Posté par Tristan Lecomte le 20 octobre 2010

Selon le WWF, 40 % des importations de bois en France sont illégales. Le manque d’information sur les enjeux de l’éco-certification explique ce comportement. Il y a là un levier d’action puissant pour lutter efficacement contre la déforestation incontrôlée à travers le Monde. Le Forest Trust (TFT) est une organisation non gouvernementale reconnue dans ce domaine, et un partenaire privilégié de la Fondation pour son volet “lutte contre la déforestation et la désertification”.

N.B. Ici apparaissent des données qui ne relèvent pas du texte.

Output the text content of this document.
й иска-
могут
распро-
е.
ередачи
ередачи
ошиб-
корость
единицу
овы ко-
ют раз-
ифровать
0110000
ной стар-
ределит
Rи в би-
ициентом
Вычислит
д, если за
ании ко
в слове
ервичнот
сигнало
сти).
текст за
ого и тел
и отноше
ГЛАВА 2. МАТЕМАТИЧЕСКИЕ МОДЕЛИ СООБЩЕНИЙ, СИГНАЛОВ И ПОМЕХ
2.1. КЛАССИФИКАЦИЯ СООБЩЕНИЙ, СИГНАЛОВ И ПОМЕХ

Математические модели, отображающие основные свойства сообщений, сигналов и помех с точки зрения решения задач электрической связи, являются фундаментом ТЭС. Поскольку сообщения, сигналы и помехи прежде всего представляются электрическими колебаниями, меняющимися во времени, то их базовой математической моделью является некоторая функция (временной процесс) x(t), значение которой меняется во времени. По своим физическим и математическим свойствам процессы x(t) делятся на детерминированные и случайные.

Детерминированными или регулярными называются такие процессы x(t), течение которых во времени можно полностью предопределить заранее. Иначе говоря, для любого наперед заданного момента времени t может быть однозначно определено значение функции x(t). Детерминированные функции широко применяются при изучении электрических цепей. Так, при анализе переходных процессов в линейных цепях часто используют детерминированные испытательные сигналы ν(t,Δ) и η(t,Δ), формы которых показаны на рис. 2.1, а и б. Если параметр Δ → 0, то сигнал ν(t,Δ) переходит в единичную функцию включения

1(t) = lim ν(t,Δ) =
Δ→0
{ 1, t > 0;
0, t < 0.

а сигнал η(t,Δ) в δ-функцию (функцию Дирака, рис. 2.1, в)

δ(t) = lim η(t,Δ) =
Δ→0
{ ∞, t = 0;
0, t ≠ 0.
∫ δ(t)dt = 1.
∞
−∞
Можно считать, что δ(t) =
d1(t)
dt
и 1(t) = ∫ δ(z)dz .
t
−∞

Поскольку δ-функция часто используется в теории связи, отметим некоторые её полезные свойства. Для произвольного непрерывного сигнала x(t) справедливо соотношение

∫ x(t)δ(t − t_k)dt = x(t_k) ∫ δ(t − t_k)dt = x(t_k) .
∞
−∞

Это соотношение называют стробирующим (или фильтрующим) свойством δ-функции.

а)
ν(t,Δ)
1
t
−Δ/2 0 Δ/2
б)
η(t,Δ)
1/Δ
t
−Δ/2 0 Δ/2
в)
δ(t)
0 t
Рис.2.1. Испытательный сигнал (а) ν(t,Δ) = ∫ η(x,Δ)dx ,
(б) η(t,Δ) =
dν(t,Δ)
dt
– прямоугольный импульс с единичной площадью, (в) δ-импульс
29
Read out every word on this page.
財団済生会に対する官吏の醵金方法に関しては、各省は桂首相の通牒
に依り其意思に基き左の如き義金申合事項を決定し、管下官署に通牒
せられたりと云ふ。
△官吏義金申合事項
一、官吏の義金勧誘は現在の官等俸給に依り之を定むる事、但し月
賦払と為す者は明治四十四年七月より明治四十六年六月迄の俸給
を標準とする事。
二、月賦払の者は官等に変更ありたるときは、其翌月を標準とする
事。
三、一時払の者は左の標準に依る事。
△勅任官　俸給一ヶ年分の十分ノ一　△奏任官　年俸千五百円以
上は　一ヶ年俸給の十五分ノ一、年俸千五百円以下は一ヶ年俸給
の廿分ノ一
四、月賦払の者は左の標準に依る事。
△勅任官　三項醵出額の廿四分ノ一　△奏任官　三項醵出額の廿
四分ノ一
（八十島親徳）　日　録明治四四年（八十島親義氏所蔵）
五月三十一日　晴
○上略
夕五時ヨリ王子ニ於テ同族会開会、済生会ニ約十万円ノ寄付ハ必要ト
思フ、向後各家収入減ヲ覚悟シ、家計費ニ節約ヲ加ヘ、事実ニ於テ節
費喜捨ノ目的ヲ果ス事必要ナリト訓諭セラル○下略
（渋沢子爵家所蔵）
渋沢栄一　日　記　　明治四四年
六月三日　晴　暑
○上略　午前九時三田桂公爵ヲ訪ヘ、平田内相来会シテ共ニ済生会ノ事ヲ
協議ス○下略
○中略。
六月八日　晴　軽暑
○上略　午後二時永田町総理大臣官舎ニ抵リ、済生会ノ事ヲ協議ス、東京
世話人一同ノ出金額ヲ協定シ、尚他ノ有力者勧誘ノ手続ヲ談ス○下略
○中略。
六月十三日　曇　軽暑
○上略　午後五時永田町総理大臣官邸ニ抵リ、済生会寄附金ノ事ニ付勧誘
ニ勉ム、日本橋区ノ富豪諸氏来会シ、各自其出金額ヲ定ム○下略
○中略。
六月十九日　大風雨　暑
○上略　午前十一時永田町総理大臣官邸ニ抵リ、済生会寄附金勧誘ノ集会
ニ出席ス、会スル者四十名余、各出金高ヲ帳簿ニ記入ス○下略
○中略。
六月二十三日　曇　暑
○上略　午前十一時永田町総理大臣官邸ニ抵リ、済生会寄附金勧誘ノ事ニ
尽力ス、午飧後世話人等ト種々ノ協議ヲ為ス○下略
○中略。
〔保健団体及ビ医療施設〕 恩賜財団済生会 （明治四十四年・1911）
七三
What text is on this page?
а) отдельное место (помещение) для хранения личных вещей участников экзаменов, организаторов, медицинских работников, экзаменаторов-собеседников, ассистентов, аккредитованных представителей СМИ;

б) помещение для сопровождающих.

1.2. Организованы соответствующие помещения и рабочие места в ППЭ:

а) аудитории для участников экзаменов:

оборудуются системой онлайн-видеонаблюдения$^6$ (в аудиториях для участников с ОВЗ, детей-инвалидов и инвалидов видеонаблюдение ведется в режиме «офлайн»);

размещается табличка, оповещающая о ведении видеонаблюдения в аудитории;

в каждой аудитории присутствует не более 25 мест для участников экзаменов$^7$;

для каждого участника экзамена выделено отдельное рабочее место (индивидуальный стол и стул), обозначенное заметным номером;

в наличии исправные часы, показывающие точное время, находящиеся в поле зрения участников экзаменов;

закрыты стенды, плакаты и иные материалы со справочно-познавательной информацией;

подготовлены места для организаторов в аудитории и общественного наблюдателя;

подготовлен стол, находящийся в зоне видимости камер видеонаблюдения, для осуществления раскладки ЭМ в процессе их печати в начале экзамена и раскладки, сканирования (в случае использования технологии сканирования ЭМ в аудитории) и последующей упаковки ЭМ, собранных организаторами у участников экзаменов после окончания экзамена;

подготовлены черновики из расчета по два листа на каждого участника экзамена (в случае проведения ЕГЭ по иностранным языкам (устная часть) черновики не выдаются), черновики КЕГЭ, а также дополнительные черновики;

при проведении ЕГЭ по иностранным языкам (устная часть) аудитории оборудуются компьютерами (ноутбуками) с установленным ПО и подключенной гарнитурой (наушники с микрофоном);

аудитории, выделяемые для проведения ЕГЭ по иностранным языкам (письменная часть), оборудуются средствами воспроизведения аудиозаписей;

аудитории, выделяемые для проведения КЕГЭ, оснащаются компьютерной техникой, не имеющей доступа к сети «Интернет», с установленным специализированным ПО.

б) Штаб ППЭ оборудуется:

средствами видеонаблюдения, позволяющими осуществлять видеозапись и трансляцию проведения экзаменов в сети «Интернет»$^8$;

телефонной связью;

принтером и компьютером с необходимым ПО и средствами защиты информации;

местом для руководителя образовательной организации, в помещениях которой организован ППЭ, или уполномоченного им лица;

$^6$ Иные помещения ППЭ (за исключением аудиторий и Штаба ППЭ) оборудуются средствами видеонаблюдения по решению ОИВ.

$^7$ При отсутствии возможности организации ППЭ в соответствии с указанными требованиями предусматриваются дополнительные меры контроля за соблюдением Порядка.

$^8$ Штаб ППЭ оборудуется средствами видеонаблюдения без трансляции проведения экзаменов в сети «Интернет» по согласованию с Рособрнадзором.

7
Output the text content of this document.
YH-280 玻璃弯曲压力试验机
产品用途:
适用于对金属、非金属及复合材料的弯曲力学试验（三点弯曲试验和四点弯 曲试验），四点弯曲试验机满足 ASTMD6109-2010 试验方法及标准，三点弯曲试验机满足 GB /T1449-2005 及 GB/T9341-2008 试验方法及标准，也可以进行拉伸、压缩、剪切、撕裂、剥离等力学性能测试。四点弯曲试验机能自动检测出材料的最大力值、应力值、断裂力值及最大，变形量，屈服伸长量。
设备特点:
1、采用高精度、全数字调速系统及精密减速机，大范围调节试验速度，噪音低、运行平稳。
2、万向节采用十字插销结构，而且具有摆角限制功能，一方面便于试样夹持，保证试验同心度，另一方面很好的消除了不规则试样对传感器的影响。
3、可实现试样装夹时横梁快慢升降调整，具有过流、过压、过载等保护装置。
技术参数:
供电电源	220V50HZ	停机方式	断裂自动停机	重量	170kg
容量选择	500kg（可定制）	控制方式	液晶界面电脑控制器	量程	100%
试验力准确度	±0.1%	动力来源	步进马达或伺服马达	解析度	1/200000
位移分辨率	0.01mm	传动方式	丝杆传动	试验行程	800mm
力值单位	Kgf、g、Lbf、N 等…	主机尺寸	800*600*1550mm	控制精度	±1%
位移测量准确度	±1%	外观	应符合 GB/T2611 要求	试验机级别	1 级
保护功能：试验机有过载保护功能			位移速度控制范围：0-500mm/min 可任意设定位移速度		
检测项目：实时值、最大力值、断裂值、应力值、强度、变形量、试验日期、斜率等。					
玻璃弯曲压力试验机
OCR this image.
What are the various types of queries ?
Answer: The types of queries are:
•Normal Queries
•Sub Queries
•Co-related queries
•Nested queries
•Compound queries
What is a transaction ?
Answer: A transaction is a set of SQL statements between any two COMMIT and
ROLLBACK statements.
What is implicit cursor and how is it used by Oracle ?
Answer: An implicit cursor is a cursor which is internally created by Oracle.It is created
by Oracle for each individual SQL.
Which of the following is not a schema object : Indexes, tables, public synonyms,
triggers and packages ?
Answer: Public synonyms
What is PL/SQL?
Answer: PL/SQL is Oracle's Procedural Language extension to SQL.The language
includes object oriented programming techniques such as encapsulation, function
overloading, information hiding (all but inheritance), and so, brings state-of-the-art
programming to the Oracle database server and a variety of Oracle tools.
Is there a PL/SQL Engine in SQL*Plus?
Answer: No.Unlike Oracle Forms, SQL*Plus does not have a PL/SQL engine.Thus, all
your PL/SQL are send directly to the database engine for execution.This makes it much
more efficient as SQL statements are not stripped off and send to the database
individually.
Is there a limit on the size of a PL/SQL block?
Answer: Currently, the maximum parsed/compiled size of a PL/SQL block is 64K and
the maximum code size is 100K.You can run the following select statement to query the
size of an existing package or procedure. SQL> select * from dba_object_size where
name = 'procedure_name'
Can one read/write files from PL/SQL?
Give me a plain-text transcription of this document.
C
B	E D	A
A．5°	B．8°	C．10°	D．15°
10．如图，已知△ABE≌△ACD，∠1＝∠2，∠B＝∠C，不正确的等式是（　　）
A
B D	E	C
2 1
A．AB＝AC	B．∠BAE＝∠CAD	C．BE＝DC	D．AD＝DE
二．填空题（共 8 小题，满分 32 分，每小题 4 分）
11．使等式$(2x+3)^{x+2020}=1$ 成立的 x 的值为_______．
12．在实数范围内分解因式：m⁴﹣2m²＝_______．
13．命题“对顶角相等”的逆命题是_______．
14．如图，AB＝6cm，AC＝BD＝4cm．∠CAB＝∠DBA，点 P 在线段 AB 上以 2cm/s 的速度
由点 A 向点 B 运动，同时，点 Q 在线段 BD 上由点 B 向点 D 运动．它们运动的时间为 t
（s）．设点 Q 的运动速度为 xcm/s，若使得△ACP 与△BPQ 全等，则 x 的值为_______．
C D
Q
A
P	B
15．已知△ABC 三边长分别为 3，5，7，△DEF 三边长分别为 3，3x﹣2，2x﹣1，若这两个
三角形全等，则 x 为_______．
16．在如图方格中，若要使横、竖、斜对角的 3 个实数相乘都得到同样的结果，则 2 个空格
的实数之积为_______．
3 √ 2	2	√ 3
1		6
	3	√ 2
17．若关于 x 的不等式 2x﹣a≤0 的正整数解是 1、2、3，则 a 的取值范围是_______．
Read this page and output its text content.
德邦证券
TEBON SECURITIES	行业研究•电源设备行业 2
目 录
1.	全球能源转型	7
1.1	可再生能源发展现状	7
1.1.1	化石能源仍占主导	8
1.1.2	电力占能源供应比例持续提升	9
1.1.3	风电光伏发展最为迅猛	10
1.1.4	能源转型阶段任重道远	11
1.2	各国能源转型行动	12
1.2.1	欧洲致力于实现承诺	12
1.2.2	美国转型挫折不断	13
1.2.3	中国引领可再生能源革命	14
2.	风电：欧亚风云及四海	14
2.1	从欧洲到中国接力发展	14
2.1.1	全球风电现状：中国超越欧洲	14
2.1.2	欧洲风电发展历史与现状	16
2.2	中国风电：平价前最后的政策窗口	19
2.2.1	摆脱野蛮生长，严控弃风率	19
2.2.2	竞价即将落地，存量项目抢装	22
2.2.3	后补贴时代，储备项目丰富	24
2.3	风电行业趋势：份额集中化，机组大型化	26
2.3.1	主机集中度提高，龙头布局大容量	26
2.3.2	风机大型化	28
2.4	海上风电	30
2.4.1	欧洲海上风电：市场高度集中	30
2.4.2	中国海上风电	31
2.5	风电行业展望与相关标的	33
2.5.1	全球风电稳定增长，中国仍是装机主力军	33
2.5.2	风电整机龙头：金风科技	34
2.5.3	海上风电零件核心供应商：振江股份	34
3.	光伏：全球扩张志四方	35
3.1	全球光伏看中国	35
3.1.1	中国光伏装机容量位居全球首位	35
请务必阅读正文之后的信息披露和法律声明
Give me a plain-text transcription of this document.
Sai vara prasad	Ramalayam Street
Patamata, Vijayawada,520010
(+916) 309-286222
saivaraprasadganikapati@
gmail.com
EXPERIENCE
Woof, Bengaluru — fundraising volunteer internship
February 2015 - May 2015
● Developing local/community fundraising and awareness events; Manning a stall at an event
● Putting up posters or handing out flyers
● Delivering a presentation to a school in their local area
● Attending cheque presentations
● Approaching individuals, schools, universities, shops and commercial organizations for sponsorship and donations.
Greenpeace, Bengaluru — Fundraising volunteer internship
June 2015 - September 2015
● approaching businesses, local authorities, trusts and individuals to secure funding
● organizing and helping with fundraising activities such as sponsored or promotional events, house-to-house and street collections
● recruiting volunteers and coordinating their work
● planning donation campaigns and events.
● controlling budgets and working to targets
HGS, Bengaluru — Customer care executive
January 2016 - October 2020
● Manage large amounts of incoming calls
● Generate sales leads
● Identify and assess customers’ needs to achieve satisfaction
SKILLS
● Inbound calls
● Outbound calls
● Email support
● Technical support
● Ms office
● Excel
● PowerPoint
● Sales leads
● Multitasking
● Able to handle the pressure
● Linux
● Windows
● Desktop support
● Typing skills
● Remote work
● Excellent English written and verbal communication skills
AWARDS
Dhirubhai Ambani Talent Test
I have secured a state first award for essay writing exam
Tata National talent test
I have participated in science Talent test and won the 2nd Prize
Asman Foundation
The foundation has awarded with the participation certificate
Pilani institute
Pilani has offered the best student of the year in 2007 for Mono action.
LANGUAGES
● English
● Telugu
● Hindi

L’originalité de TFT est d’aborder le problème de la déforestation en ayant une approche sur l’ensemble de la filière. A quoi bon sensibiliser les consommateurs à l’achat de bois durable si les filières ne sont pas mises en place et contrôlées efficacement en amont ? Comment encourager l’industrie forestière à de meilleures pratiques sans aide technique sur le terrain et sans incitation par le marché en aval ?

Les étudiants de la promotion Moabi sur un chantier d’exploitation forestière.2Ainsi, TFT agit de bout en bout de la chaîne de valeur du bois, pour en assurer une bonne gestion. En améliorant les conditions de plantation, de coupe et de vente du bois, on passe d’un situation où la déforestation aggrave le réchauffement climatique et entraîne les populations vers une paupérisation croissante (ceux-ci ne bénéficiant que marginalement des retombées de la vente illégale du bois), à une situation vertueuse de gestion durable de la forêt, d’augmentation de sa capacité de séquestration du CO2 et de valorisation de la filière au profit de tous.

C’est l’esprit du Centre d’Excellence Sociale de gestion durable des forêts au Cameroun, financé en partie par la Fondation. Ce centre est lié à une concession forestière, la plus grande de la région, pour la première fois en Afrique, le certificat FSC garantissant une gestion durable de l’exploitation. Celle-ci prend par ailleurs en compte les droits et les modes de vie des communautés locales qui sont directement impliquées, via, en particulier, une radio communautaire. L’objectif du centre est d’étendre le projet a plus de 7 millions d’hectares en impliquant et en formant plus d’une dizaine d’entreprises forestières locales à la gestion durable de la forêt.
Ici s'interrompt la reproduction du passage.